Quando aconteceu o terremoto, Wesner estava na aula. "Ouvi uma voz, tive um intuição, um sentimento estranho. Esta voz me dizia 'saia daqui agora, Wesner, saia'... ". Ele saiu da sala; logo a terra começou a tremer e os edifícios foram se desmanchando sob o seu olhar atônito. Assim que os tremores cessaram, ele começou a ajudar os colegas da Universidade que ficaram sob os escombros e, iniciou uma longa jornada de volta, a pé, ao bairro onde residia com parentes e, em seguida, encarou outra jornada para chegar a casa de seus pais. Ele caminhou durante um semana por entre escombros e por estradas deterioradas pela tragédia. Sua família reside em um bairro da cidade de Petit Goave conhecido como Les Palmes. Seu pai, professor e pastor protestante, no momento, está sem oportunidades de trabalho e tem se dedicado à lavoura na pequena propriedade da família ; tem tirado da terra o sustento do lar.

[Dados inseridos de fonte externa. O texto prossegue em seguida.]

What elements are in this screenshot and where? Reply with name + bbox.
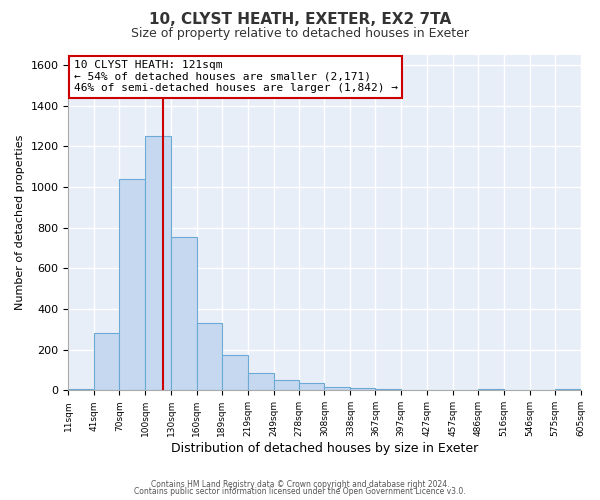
Text: Contains HM Land Registry data © Crown copyright and database right 2024.: Contains HM Land Registry data © Crown c… (151, 480, 449, 489)
Bar (197, 324, 222, 390)
Bar (94, 334, 119, 390)
Bar (325, 388, 350, 390)
Text: Contains public sector information licensed under the Open Government Licence v3: Contains public sector information licen… (134, 487, 466, 496)
Bar (171, 237, 197, 390)
Text: Size of property relative to detached houses in Exeter: Size of property relative to detached ho… (131, 28, 469, 40)
Bar (350, 388, 376, 390)
Y-axis label: Number of detached properties: Number of detached properties (15, 135, 25, 310)
Text: 10 CLYST HEATH: 121sqm
← 54% of detached houses are smaller (2,171)
46% of semi-: 10 CLYST HEATH: 121sqm ← 54% of detached… (74, 60, 398, 93)
X-axis label: Distribution of detached houses by size in Exeter: Distribution of detached houses by size … (171, 442, 478, 455)
Text: 10, CLYST HEATH, EXETER, EX2 7TA: 10, CLYST HEATH, EXETER, EX2 7TA (149, 12, 451, 28)
Bar (119, 179, 145, 390)
Bar (299, 383, 325, 390)
Bar (248, 373, 274, 390)
Bar (145, 136, 171, 390)
Bar (274, 380, 299, 390)
Bar (222, 355, 248, 390)
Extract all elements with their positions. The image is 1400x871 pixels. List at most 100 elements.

Influenciado por Oswald Durant, ele havia começado a escrever havia pouco tempo. Cercado das visões que teve e, das impressões que captou daquele momento, escreveu um poema sobre o terremoto. Um dos motivos que o levou a participar do Programa Aluno-Artista é a importância que sente em falar sobre o Haiti e a cultura do seu país. Sobre o livro que pretende publicar com a co-autoria de Johny Hilaire, ele destaca: "Este livro é um legado do Haiti para a Unicamp". Ao final do curso de Graduação os amigos Johny e Wesner pretendem voltar ao Haiti para ajudar na sua reconstrução. Em tom crítico, eles ressaltam que as organizações internacionais se preocupam muito em mandar exércitos para pacificar o país. "Mas o país já está pacificado", afirma. O que eles consideram importante agora são ações humanitárias e reais que permitam que o Haiti finalmente possa caminhar com suas próprias pernas. "O que eles precisam no momento, é de médicos, de enfermeiros, engenheiros, agrônomos, geólogos, profissionais diversos que possam realmente levantar o país", dizem convictos. Segundo eles, o longo tempo de permanência das forças de paz parecem protelar a reabilitação da nação.
SINOPSE:
O livro de poesia intitulado "Jepye Pyeje" (Fulano Fulano) será publicado com o objetivo de passar para os estudantes da Unicamp e de outras Universidades que a realidade haitiana é mais crioula do que francesa, divulgando, assim, a língua materna do país, de modo que não se percam as raízes da comunicação escrita e falada. Tal Projeto nasceu pela chegada de 41 alunos haitianos à Unicamp pelo Programa Pró-Haiti, em 2011 e a linguagem utilizada pelos proponentes, a poesia, refletirá a cultura linguística, simbólica e artística. Será o primeiro livro de poesia produzido por haitianos, a ser publicado no Brasil, abrindo, assim, a porta cultural entre o Haiti e o Brasil. Dos 41 haitianos que chegaram, atualmente 36 estão na Unicamp.